Mayor Andre Dickens, who attended Mays High School as a youngster, said during a Sunday news conference he’d spoken to the mothers of both of the teens shot at the gathering.
“We are always heartbroken when anyone loses their life in our city but especially when it’s a young person the day after school lets out,” he said. “So we’re calling on parents, calling on young people and we’re calling on the community to continue to wrap their arms around our youth today.”
Funeral arrangements are pending.
“She was the most popular kid,” Huntley said. “She was a super smart, beautiful, charismatic girl. The life of the party. We will make sure her legacy will live on.”
Bre’Asia was able to speak after the shooting and unlocked her cell phone so her friends could summon help, Huntley said.
“Call my mom. I’ve been shot,” she said, Huntley was told. “Her friends attempted to apply pressure to her wounds. She said, ‘I’m good. I’m a fighter.’”
Bre’Asia’s mother dialed 911 but was initially disconnected, Huntley said.

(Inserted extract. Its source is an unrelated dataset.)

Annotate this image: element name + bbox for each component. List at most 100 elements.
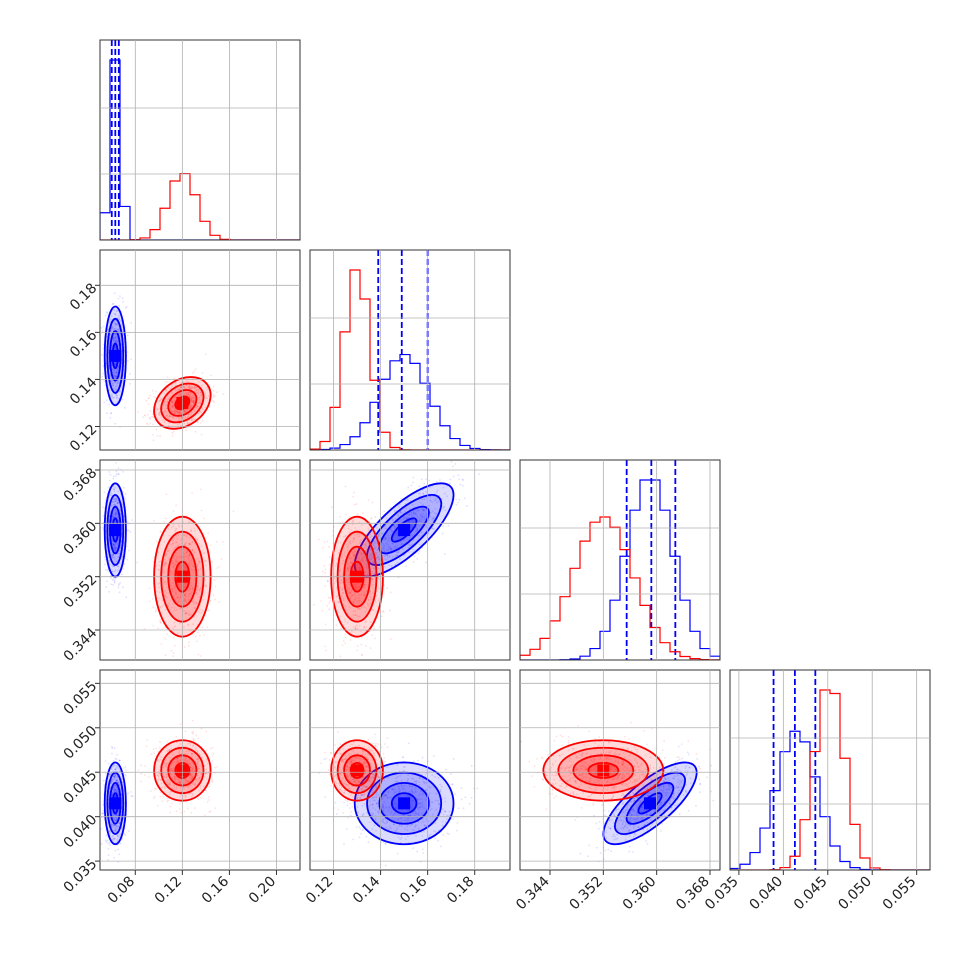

“She said, ‘They could have saved my baby,’” she said.
The teen was to start working for the city of Atlanta Tuesday in its summer youth employment program.
“This young lady was full of life,” Dickens said.
Atlanta Public Schools Superintendent Lisa Herring said a crisis team would be on campus Tuesday. Atlanta police Homicide Commander Lt. Andrew Smith said the Crime Stoppers reward for information in the fatal shooting is $10,000.
“It’s just a complete jolt to our community that she’s gone so soon,” Huntley said. “How do you come back from this?”